Steering by the Shadow of Chaos
The three-body problem is famously intractable. Sundog asks a smaller question: when instability casts a local shadow, can a controller use that signal before reconstructing the full state?
When enabled, signatures are computed from local measurements only (test particle perspective).
This browser-based visualization demonstrates the restricted three-body problem in real time. Two massive bodies (gold and blue) orbit their common center of mass, while a third test particle (white) moves in their gravitational field.
The general spatial three-body state is 18-dimensional: three position vectors, three velocity vectors. This browser prototype uses a planar 12D visualization, but the question is the same: many practical questions about three-body dynamics don't require tracking the full state at every instant. They require detecting signatures of dynamically important events: near-collisions, ejections, resonance capture, stability transitions.
Sundog does not solve the three-body problem. It asks whether the shadow of that chaos is enough to steer by. The current result is bounded: a guarded accelerometer-proxy TRACK controller improves survival over passive and naive local baselines in a robust high-velocity near-escape operating pocket, while low-velocity and equal-mass boundary cells still show harms.

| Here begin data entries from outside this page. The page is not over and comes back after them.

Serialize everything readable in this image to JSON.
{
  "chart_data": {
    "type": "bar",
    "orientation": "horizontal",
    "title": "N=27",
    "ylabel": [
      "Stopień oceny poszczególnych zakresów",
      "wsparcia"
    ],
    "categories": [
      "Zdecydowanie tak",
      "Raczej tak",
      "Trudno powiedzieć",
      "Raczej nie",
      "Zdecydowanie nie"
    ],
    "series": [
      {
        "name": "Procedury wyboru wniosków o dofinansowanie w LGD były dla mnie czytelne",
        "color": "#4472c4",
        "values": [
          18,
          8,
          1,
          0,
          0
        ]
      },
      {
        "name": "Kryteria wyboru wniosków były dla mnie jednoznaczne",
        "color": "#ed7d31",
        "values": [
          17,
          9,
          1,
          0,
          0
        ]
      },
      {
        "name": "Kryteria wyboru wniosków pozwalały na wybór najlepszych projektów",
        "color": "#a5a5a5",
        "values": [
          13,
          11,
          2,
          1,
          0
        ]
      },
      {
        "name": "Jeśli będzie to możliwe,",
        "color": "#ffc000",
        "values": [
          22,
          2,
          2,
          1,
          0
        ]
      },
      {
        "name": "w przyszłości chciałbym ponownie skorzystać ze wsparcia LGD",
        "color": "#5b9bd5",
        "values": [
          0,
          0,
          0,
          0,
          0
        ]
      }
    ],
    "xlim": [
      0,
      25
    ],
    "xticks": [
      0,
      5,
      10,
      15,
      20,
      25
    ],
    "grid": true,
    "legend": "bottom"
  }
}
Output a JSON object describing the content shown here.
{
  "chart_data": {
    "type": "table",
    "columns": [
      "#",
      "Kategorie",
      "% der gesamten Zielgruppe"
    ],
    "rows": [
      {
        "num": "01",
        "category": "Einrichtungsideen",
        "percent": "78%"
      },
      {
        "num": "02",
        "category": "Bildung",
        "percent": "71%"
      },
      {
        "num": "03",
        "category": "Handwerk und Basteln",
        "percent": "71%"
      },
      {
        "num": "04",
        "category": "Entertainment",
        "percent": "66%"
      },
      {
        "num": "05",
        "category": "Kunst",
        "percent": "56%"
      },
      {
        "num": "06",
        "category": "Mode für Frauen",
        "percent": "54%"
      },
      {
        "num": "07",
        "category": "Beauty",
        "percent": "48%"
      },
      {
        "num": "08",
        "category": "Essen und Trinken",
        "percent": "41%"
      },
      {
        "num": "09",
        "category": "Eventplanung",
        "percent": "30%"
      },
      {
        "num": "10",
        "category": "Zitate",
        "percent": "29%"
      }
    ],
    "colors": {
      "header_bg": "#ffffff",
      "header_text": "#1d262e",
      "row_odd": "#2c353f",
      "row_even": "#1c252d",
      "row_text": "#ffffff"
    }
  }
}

Phase 2 Status: The sensor-limited view separates privileged diagnostics from local proxy signals. In the browser, tidal gradients are computed as simulated local probe samples; this models what an accelerometer array or small maneuver experiment would estimate, but it is not yet a hardware-valid sensor demonstration.

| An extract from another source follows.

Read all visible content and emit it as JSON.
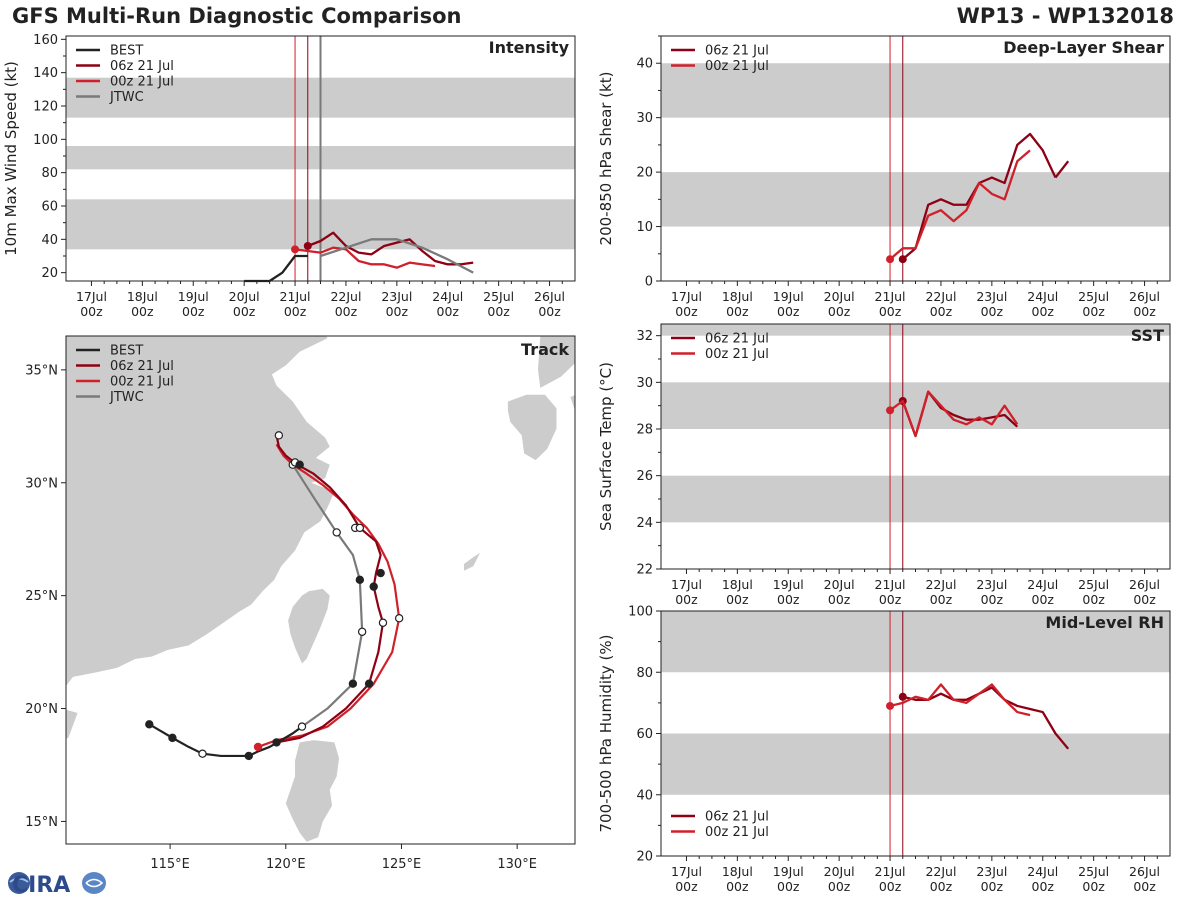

Phase 11 Status: Guard-quantile, outside-pocket, and comparison sweeps now test the Phase 9 pocket. The pocket survives quantiles 0.5, 0.75, and 0.9; lower velocities and equal-mass boundary cells remain the first regions where the controller should not be used.

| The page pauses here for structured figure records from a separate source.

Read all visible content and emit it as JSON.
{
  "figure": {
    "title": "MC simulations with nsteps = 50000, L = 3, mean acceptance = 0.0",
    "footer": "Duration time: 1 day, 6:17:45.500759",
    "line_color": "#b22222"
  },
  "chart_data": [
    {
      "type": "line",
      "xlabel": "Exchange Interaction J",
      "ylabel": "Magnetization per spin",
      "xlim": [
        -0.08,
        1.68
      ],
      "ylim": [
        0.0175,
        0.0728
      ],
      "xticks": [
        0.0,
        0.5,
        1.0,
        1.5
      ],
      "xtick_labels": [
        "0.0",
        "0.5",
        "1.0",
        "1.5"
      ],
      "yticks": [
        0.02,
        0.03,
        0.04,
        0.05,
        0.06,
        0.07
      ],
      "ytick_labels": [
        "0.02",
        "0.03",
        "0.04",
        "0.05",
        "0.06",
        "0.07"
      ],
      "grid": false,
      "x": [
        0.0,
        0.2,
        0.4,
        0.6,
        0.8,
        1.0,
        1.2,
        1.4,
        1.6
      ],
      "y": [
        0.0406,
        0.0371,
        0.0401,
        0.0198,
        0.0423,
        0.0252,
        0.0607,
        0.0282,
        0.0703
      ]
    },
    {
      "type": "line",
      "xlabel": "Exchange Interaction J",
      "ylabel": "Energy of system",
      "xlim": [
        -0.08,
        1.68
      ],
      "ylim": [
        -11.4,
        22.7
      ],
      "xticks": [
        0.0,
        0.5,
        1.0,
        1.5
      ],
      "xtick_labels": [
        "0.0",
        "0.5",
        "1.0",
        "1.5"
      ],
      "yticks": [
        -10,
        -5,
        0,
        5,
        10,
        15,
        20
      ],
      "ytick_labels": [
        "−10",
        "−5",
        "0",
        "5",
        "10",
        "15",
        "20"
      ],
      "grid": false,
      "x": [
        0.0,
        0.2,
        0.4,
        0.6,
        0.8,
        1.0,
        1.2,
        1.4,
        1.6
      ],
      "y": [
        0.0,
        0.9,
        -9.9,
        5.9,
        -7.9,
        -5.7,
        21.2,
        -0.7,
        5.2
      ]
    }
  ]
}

Adjust the initial conditions using the controls on the right and watch how the indirect signatures respond. The goal is to identify signatures that forecast useful events: escape, close approach, hierarchy break, or transition into chaotic scattering.
The ratio of kinetic to potential energy. For a bound system this oscillates around 1. When it persistently exceeds 1, the system is unbound or about to eject. This single scalar compresses all 18 dimensions into a stability diagnostic.
A 3×3 matrix (or its scalar trace) compressing the 9D positional configuration. When a system undergoes a close encounter or ejection, the eigenvalue spectrum changes character before the event resolves.
Total energy (kinetic + potential) of the three-body system. In the absence of external forces, energy is conserved. Tracking energy helps verify integration accuracy and detect numerical drift.
Planned diagnostic: for each of the three pairs, compute the two-body energy in their center-of-mass frame. In a stable hierarchical triple, one pair's energy is deeply negative (inner binary) and one is weakly negative (outer orbit). When these approach each other, the hierarchy is breaking.
Local proxy signal: The test particle estimates the gravitational field gradient by comparing its acceleration with nearby probe samples. In this prototype those samples are simulated; in a physical sensor model they would require an accelerometer array, small probe maneuvers, or a learned local field approximation. High tidal magnitude indicates proximity to massive bodies or strong field gradients.